Ordinary members must be kept informed. That may mean members receiving a copy of the annual report--although I recognise that in the agriculture and retail sectors, both of which have large numbers of members, the costs may prove prohibitive. Participation rates in the democratic procedures of co-operatives vary greatly. In worker co-ops rates are generally high, although they decline as organisations increase in size--not invariably, but usually. Credit unions and housing co-operatives tend to have lower participation rates, depending on size and circumstance. Perhaps understandably, retail societies, with their large numbers of consumer members, are at the bottom of the participation league. Rarely do more than one in 100 of their members participate.

I believe that democracy is important enough for co-operative societies to carry out a democratic audit. The registrar should therefore have a monitoring role to ensure that societies are democratically as well as financially sound.

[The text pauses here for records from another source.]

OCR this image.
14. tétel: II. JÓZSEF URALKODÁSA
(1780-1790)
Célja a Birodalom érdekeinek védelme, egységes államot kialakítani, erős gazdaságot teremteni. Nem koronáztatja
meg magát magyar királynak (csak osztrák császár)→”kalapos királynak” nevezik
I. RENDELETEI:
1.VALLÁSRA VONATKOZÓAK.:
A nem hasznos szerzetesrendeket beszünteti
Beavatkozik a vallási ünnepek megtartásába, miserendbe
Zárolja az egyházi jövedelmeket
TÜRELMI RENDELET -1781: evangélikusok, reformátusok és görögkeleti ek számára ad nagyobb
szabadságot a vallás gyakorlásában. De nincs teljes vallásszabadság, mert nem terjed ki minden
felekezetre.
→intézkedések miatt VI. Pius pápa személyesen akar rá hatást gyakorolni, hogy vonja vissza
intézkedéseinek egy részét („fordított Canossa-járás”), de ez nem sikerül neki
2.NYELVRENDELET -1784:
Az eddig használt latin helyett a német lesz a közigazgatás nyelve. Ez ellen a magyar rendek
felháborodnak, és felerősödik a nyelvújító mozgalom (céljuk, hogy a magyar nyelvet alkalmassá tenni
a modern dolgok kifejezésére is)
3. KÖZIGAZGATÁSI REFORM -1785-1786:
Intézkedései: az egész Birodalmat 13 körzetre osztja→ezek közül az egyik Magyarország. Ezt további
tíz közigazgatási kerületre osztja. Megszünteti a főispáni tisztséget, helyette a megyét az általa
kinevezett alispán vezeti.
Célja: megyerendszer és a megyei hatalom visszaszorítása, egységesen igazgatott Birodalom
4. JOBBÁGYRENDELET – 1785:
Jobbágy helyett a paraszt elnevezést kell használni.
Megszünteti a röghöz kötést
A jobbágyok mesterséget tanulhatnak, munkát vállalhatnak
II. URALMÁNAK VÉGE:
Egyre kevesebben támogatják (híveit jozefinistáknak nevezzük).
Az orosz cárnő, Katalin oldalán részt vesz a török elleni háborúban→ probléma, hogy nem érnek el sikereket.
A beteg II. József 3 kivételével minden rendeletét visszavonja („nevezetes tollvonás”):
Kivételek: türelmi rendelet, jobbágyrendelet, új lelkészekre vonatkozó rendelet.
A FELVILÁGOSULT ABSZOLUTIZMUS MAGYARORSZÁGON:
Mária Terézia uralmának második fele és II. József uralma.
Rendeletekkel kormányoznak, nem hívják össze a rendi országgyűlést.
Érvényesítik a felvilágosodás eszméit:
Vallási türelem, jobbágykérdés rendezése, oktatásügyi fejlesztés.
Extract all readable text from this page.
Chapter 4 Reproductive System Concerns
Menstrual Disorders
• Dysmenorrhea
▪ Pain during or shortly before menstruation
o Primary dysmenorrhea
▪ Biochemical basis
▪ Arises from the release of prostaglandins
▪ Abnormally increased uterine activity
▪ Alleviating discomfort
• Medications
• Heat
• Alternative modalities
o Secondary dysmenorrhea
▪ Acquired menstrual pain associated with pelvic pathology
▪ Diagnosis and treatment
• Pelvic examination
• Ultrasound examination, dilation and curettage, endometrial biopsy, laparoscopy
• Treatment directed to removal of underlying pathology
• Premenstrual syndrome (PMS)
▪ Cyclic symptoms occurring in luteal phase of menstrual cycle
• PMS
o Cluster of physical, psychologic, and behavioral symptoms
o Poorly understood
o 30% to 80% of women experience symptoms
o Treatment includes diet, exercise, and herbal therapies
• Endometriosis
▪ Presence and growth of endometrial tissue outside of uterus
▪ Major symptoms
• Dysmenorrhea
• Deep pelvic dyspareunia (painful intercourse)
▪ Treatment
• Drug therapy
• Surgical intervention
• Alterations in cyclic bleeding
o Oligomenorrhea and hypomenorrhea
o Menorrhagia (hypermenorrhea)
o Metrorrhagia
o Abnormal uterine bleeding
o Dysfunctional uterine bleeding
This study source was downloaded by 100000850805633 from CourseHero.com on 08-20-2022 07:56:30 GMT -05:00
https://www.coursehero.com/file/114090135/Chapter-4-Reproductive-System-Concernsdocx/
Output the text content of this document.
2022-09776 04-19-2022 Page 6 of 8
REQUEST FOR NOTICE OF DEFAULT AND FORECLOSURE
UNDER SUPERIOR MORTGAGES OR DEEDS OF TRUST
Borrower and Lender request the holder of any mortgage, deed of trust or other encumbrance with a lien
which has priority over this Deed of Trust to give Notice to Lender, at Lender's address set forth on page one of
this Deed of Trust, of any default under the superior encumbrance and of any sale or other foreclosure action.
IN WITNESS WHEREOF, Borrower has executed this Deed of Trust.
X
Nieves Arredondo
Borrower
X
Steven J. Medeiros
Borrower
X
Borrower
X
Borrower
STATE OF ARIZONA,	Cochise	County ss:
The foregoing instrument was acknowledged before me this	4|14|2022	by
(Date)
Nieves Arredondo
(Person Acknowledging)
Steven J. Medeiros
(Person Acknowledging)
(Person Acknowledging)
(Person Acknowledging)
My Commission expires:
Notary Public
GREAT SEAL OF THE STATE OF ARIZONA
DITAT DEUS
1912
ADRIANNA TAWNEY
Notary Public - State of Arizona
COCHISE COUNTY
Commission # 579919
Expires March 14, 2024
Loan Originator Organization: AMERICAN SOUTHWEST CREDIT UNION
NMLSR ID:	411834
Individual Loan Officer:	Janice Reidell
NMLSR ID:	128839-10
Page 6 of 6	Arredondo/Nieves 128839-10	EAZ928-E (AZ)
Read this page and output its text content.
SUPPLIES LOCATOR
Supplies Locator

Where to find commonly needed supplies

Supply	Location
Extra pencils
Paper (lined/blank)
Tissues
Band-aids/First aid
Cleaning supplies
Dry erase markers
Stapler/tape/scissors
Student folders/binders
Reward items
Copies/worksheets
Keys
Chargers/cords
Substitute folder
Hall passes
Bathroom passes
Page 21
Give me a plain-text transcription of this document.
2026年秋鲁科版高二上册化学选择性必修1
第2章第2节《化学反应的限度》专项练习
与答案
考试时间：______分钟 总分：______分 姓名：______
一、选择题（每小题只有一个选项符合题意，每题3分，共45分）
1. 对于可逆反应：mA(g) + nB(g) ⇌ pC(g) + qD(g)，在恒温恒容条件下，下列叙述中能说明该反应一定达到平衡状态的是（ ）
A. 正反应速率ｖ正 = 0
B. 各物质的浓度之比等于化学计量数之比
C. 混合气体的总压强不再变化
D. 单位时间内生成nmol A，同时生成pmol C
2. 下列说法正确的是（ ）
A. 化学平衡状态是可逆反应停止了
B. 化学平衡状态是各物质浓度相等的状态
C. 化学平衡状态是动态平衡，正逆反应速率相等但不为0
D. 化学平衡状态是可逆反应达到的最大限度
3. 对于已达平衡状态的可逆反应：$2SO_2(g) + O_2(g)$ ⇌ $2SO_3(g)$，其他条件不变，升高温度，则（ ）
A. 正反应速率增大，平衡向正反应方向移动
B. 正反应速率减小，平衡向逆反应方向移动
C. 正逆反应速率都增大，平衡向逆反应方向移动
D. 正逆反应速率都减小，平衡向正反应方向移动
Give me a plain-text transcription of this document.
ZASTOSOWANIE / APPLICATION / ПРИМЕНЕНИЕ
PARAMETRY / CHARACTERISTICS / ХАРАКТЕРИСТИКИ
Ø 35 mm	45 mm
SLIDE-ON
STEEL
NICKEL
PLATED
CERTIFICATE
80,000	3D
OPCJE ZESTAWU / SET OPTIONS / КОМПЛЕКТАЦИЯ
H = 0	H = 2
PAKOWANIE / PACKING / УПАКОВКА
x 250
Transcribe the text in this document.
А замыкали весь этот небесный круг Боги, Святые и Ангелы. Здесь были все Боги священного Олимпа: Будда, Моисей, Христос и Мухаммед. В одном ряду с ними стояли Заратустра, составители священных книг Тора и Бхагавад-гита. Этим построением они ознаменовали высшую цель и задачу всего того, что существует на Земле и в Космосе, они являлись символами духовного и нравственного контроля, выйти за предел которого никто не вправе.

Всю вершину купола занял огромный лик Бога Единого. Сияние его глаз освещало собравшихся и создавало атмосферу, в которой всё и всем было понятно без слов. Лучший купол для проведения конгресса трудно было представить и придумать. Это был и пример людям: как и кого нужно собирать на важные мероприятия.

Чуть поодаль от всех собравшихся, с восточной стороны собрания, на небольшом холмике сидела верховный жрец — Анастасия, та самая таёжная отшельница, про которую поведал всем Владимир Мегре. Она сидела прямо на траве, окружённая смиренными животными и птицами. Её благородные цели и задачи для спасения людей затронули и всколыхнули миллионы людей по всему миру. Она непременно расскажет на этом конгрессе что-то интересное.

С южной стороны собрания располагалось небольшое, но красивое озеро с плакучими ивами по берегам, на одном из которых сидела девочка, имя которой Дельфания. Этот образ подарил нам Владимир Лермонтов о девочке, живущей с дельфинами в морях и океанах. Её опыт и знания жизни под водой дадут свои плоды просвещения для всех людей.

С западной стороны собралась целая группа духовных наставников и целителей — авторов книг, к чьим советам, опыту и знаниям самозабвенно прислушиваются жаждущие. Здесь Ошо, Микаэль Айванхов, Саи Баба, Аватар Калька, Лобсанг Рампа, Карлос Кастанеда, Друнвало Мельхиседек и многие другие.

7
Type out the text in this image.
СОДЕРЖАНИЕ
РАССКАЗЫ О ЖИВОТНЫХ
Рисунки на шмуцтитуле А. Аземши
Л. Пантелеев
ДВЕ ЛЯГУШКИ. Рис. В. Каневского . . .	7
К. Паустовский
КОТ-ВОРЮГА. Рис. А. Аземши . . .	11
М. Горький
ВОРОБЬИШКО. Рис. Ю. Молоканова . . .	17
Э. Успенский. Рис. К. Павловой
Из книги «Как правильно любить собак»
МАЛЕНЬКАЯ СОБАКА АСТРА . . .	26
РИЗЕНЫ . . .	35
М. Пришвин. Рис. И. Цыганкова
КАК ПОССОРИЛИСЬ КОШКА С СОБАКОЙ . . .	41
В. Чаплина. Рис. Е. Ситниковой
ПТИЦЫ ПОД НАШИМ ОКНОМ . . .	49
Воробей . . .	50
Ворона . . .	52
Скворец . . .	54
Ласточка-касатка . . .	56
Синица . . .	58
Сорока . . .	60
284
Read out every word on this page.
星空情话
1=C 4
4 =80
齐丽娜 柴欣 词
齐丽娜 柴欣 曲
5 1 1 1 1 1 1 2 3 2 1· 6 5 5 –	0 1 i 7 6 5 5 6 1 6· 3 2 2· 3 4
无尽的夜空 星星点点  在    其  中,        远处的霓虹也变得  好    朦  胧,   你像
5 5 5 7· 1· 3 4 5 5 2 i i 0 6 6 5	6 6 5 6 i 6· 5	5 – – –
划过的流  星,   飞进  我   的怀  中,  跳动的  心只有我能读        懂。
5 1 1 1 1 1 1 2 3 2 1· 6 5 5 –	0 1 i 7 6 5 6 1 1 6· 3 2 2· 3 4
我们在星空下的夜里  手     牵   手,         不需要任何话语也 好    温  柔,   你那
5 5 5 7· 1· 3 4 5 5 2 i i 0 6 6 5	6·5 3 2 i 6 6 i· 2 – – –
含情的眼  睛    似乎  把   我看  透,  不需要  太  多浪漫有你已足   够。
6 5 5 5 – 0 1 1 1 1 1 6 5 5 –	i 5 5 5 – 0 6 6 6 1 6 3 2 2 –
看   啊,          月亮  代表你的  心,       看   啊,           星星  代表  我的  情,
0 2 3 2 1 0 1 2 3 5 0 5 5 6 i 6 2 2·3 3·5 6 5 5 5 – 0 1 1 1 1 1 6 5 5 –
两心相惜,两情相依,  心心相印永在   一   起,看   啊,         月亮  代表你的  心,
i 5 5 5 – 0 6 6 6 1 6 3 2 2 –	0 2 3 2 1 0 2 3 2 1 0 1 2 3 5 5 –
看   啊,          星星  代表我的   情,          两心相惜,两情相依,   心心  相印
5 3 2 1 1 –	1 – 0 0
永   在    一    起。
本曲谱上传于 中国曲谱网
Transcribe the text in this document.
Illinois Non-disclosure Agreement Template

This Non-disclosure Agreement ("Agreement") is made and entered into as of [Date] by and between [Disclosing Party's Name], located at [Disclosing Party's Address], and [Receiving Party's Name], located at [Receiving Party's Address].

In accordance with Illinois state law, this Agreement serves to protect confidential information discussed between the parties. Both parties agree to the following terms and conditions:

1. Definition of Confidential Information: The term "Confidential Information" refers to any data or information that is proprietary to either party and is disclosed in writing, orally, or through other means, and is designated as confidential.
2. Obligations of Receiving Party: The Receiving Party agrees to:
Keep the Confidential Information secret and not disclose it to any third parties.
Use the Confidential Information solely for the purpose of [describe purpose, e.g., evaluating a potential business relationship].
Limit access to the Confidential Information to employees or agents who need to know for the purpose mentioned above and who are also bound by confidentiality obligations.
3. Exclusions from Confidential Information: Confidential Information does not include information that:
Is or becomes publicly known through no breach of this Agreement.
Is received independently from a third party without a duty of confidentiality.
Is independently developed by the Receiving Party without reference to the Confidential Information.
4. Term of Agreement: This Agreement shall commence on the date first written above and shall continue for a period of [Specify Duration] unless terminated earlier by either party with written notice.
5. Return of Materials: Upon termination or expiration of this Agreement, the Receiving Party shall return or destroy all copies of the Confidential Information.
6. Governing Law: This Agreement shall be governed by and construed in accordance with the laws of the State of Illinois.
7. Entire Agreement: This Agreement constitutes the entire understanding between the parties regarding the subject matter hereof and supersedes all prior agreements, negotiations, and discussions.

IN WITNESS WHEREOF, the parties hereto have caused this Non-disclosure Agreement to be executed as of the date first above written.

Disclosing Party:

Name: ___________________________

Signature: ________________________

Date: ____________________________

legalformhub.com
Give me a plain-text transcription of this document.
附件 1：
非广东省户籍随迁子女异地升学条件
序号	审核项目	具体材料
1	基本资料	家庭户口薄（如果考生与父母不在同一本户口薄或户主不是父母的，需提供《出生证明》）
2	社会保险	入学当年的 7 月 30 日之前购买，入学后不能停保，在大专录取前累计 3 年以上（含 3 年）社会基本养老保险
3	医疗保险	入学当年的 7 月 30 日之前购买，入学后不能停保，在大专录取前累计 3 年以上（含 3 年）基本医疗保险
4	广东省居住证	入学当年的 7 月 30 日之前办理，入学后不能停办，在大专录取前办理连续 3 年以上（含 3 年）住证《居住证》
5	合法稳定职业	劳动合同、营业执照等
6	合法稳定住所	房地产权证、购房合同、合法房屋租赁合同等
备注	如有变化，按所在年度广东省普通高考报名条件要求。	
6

I hope that my remarks have sufficed to show that, far from being a relic of the Victorian era, the co-operative movement is innovative, flexible and responsive to the demands of a changing society. Over the past 30 years, there have been numerous problems, and major obstacles to the movement's success still lie ahead. The movement also has many strengths and opportunities for future expansion.

I remain confident that the co-operative movement will continue to make a significant contribution, not only to the economic well-being of the country but in providing an opportunity for its members to contribute to the social and community objectives that form an integral part of its work.